When mcp-apps are available, the server exposes run_script_interactive, which uses a custom approval UI embedded in the chat client. When mcp-apps are not available, the server exposes run_script_with_confirmation instead, which relies on the chat client's built-in confirmation mechanism.

Configuring Guarded Command Execution

Enable Guarded Command Execution

Set LINUX_MCP_TOOLSET to both or run_script.

Three values are supported for LINUX_MCP_TOOLSET:

  • fixed: only read-only tools with fixed functionality
  • run_script: only the Guarded Command Execution tools.
  • both: all the tools

Note: Running in both mode may not produce better results than run_script alone — everything can be done with the run_script tools, and the greater number of tools may confuse the AI agent. Try it both ways.

Example:

LINUX_MCP_TOOLSET=run_script

Configure a Gatekeeper Model

Set LINUX_MCP_GATEKEEPER_MODEL to the name of the model you want to use. Additional environment variables may be needed to configure credentials. See the LiteLLM documentation for details on how to configure your provider.

Example:

LINUX_MCP_GATEKEEPER_MODEL=openai/chatgpt-5.2
OPENAI_API_KEY=<....>

Configure your client's tool policy

The following three tools should be configured to be allowed without user confirmation:

  • validate_script
  • run_script
  • run_script_interactive (used when mcp-apps are available)

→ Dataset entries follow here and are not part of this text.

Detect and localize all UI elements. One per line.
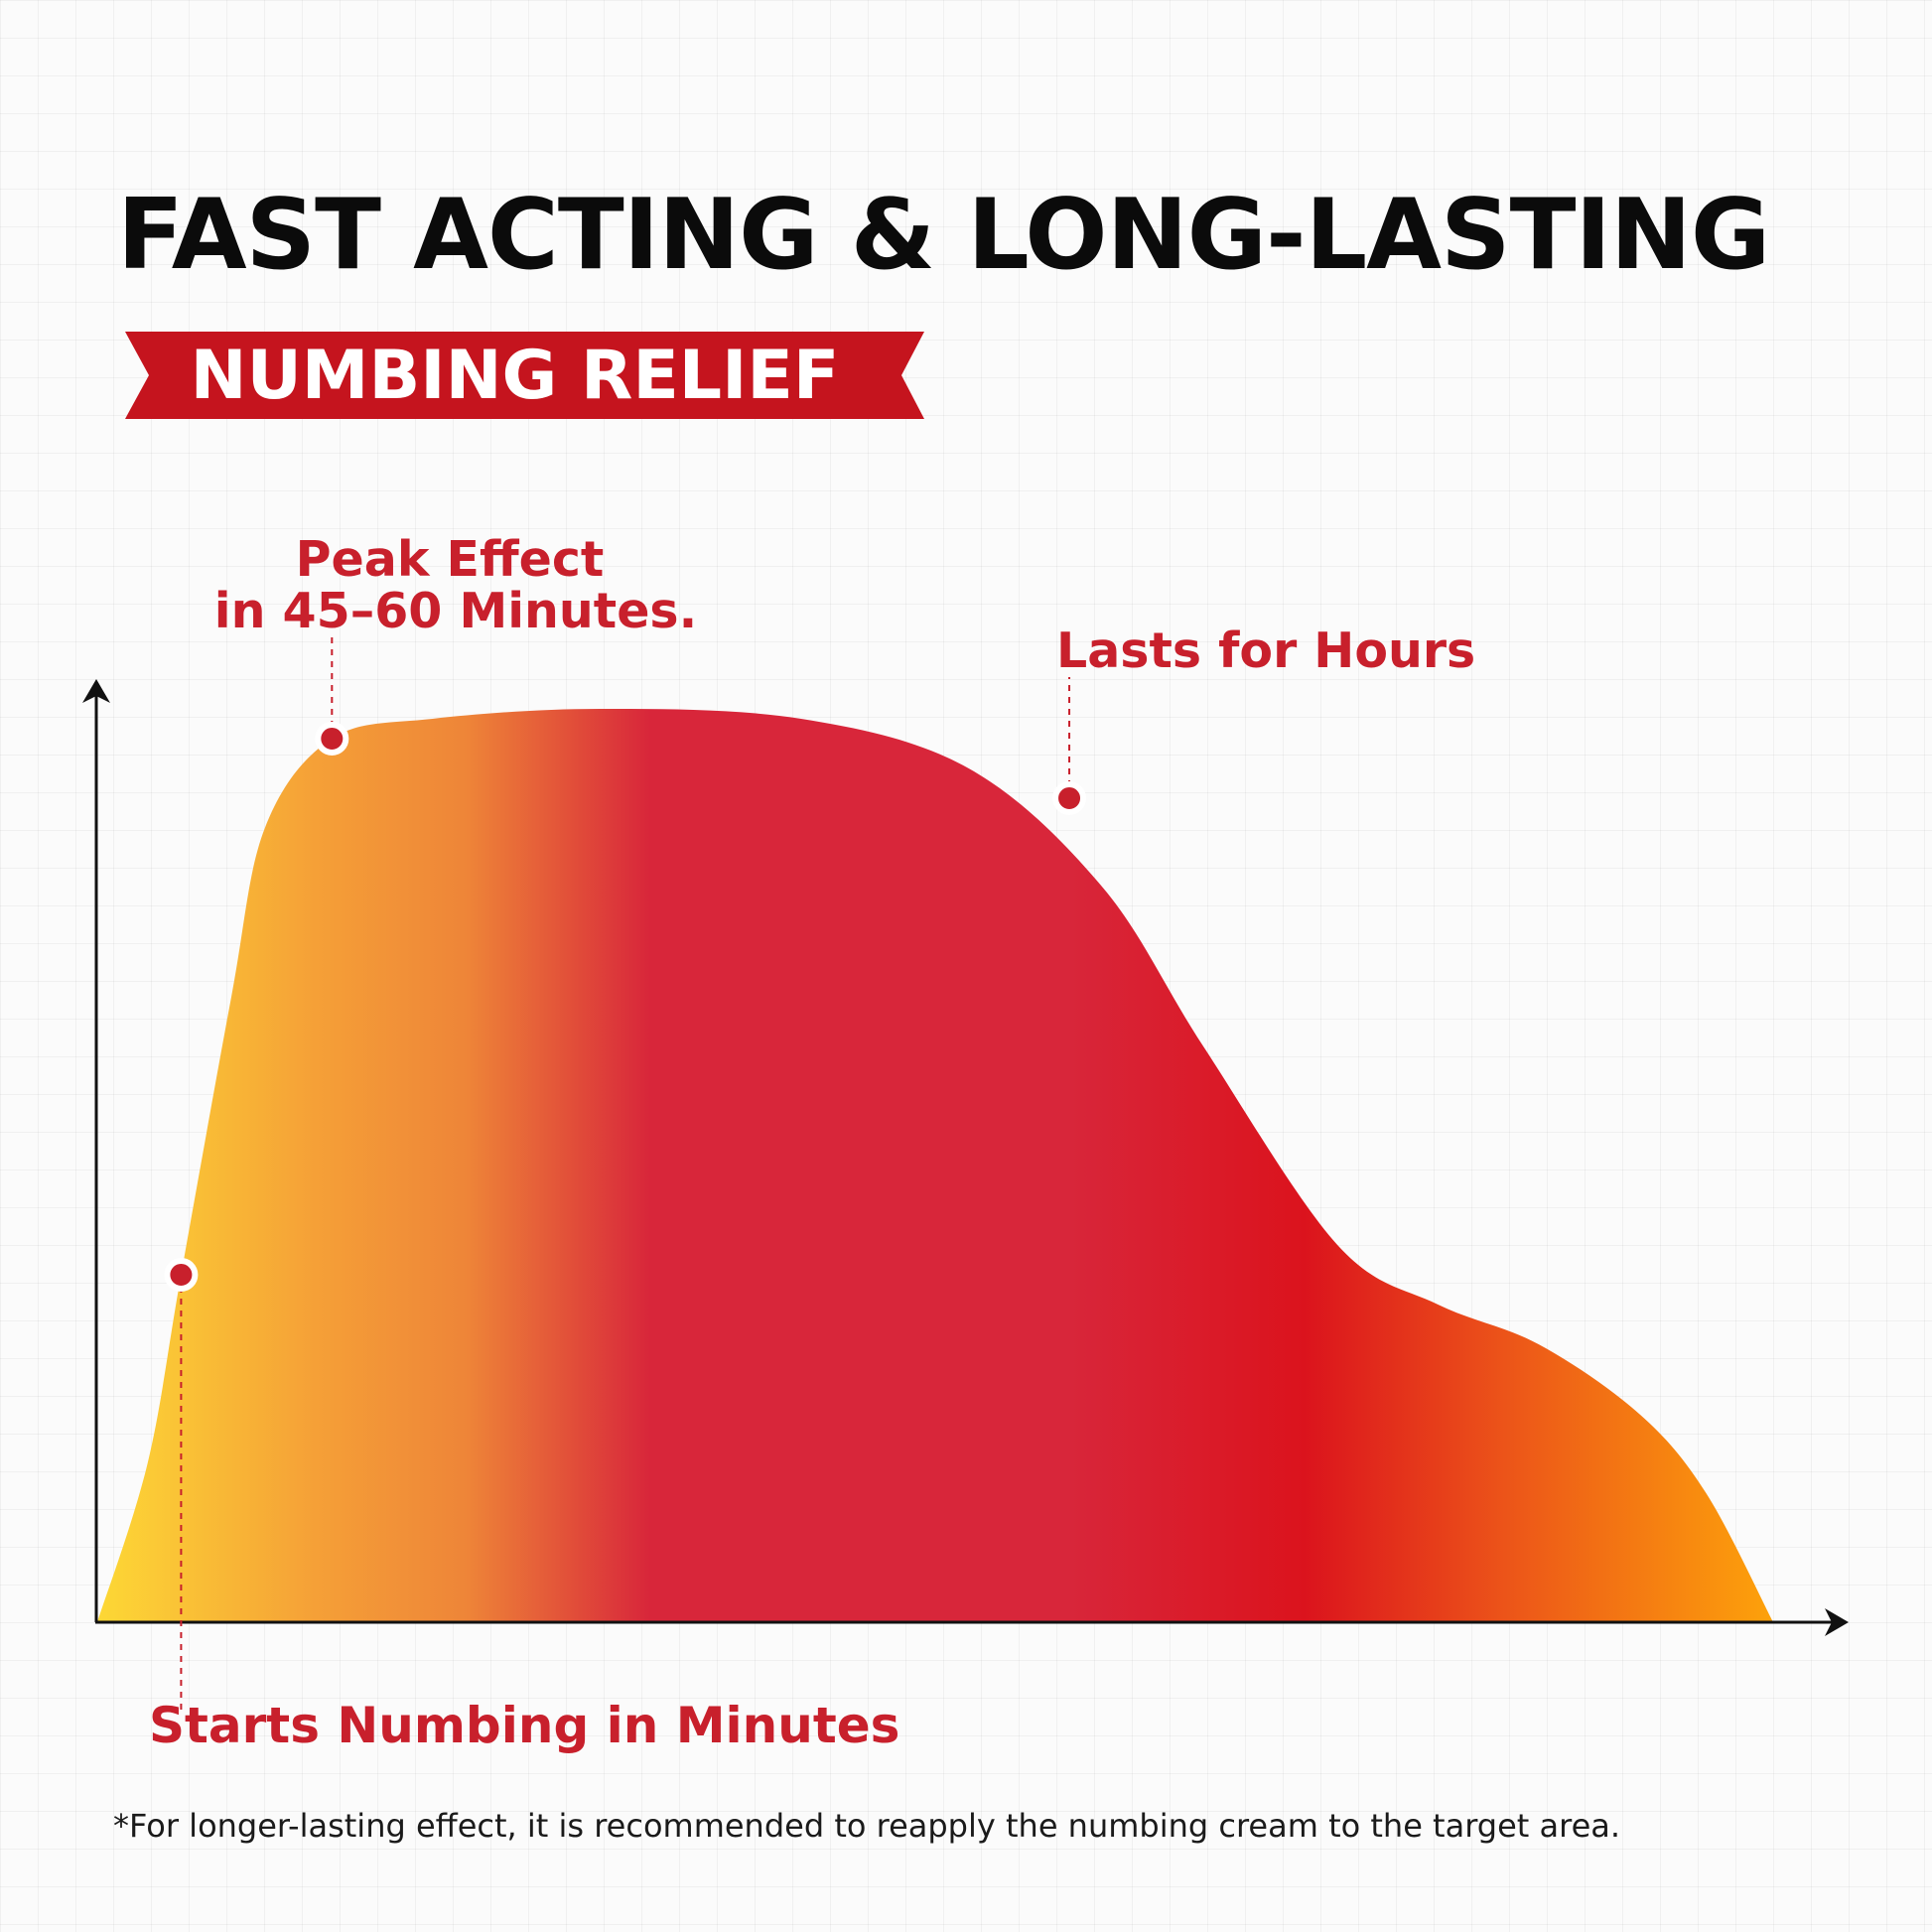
label-peak-effect-line2: in 45–60 Minutes. xyxy=(214,583,697,639)
label-lasts-for-hours: Lasts for Hours xyxy=(1056,622,1475,679)
marker-peak xyxy=(315,722,349,756)
marker-start xyxy=(164,1258,199,1292)
x-axis-arrow-icon xyxy=(1825,1608,1849,1636)
marker-lasts xyxy=(1052,781,1087,815)
label-peak-effect-line1: Peak Effect xyxy=(296,531,605,588)
label-starts-numbing: Starts Numbing in Minutes xyxy=(149,1697,899,1754)
y-axis-arrow-icon xyxy=(82,679,110,703)
ribbon-shape xyxy=(125,332,924,419)
relief-area xyxy=(97,709,1773,1622)
page-title: FAST ACTING & LONG-LASTING xyxy=(117,179,1770,292)
footnote: *For longer-lasting effect, it is recomm… xyxy=(113,1807,1621,1845)
numbing-relief-ribbon: NUMBING RELIEF xyxy=(125,332,924,419)
ribbon-label: NUMBING RELIEF xyxy=(190,336,840,415)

The following tool should be configured to ask the user each time:

  • run_script_with_confirmation (used when mcp-apps are unavailable)

Warning

Setting run_script_with_confirmation to Always Allow is dangerous and not recommended.

Details of how to do this are client specific — it might be done through a config file, or interactively when each tool is first called.

Optional: configure a strict approval policy

LINUX_MCP_ALWAYS_CONFIRM_SCRIPTS=True can be set to force all scripts to be run via run_script_with_confirmation, including read-only scripts. This is not recommended — it's better to let the user focus on higher risk approvals and avoid "approval fatigue."